Dilansir Newsweek, meskipun jumlah pastinya masih belum jelas, gambar yang beredar daring sepanjang 2024 menunjukkan antena parabola Starlink dipasang di atap-atap gedung di seluruh Iran, yang sering kali secara langsung menentang hukum setempat yang ketat.
Menurut media teknologi Iran Zoomit, biaya peralatan berkisar antara IRR400 juta (sekira Rp10,9 juta) hingga IRR2 miliar (sekira Rp54,6 juta), dengan biaya bulanan sekira USD40 (Rp650 ribu) —yang membuat layanan tersebut tidak terjangkau bagi sebagian besar warga Iran.
Di tengah penyensoran pemerintah yang ketat dan pemadaman internet yang meluas, banyak warga Iran mengandalkan VPN dan alat-alat lain untuk melewati pembatasan dan mengakses dunia luar. Starlink telah muncul sebagai salah satu dari sedikit opsi yang dapat diandalkan selama penutupan ini, yang menawarkan jalur hidup yang penting bagi para pengunjuk rasa dan pembangkang.
Dalam beberapa minggu terakhir, Iran telah menahan lebih dari 700 orang yang dituduh memata-matai untuk Israel dan AS, dengan media pemerintah melaporkan setidaknya enam eksekusi, termasuk tiga orang Kurdi yang dituduh membantu Mossad, badan intelijen asing Israel. Pasukan keamanan membongkar beberapa sel pengintaian pesawat nirawak, menangkap 53 orang karena merekam lokasi-lokasi sensitif dan diduga membagikan rekamannya dengan media asing.

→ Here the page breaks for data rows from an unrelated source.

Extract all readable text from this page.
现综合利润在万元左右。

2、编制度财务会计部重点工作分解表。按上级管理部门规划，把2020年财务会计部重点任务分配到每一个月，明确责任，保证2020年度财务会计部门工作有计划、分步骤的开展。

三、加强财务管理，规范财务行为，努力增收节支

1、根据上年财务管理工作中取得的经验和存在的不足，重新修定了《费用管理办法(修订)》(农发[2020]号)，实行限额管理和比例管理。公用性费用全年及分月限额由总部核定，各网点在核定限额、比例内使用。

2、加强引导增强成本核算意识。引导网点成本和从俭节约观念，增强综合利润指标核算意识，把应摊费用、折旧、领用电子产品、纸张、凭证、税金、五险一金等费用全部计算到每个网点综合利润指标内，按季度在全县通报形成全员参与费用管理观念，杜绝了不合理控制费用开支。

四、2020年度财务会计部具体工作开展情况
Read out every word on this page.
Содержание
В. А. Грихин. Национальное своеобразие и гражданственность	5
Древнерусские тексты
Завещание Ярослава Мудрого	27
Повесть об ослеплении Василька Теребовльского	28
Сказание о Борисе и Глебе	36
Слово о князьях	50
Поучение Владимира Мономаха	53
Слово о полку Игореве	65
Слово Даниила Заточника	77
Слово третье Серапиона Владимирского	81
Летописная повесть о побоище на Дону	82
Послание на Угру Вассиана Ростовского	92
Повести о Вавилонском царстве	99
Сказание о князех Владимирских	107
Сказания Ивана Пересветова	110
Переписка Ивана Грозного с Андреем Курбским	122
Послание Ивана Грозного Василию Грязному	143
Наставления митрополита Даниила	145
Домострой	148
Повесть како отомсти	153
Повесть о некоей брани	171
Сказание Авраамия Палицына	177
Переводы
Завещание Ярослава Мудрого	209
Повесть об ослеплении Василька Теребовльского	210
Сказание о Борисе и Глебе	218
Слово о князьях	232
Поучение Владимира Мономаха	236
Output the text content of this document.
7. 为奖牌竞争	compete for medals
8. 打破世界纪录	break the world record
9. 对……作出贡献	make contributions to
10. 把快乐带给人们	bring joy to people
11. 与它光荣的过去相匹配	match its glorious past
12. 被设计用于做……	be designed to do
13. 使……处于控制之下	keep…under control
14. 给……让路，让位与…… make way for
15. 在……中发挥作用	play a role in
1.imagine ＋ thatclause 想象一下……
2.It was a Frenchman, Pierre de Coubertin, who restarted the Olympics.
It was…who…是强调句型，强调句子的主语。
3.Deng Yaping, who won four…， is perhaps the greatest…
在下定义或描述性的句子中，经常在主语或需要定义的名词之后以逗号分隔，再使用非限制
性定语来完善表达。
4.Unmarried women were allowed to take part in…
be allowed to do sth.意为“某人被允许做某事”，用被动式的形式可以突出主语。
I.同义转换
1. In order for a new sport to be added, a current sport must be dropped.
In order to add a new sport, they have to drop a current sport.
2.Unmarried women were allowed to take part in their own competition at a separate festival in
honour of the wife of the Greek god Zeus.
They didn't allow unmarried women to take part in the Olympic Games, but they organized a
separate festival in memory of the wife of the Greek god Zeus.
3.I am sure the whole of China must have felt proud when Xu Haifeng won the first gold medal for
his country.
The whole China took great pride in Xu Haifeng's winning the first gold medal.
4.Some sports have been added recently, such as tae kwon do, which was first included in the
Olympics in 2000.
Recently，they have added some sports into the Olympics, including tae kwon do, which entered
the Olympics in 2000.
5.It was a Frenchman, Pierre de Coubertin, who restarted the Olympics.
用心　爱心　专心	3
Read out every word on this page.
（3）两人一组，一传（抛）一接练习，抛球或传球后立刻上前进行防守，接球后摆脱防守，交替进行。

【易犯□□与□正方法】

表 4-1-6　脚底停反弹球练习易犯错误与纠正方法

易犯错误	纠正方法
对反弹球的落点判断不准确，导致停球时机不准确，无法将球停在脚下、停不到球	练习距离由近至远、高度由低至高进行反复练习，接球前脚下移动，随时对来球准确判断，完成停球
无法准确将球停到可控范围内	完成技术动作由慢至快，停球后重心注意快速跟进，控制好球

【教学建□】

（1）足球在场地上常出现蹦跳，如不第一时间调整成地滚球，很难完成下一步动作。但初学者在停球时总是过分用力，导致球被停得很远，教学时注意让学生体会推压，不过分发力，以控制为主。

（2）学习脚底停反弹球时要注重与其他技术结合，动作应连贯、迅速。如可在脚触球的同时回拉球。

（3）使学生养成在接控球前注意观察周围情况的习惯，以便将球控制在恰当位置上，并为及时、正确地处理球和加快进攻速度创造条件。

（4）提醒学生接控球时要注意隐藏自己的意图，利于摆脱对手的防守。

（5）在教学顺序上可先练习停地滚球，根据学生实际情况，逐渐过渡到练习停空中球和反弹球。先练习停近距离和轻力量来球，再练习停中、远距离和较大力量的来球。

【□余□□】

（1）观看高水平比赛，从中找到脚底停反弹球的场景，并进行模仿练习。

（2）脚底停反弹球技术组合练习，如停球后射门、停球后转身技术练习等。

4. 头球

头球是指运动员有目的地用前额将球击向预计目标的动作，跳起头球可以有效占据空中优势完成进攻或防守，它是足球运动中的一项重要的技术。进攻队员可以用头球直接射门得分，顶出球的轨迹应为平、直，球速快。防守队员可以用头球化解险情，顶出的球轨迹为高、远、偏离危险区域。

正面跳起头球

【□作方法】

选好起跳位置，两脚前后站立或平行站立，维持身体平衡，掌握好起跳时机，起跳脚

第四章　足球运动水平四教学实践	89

Kelompok-kelompok hak asasi manusia mengecam penangkapan dan eksekusi tersebut sebagai tindakan yang bermotif politik dan merupakan pelanggaran berat terhadap proses hukum.
Dewan Wali Iran diperkirakan akan menyetujui larangan Starlink dalam beberapa hari. Pihak berwenang mungkin akan segera mulai memberlakukannya, dengan menargetkan pengguna, distributor, dan entitas apa pun yang diduga bekerja sama dengan negara yang dianggap bermusuhan.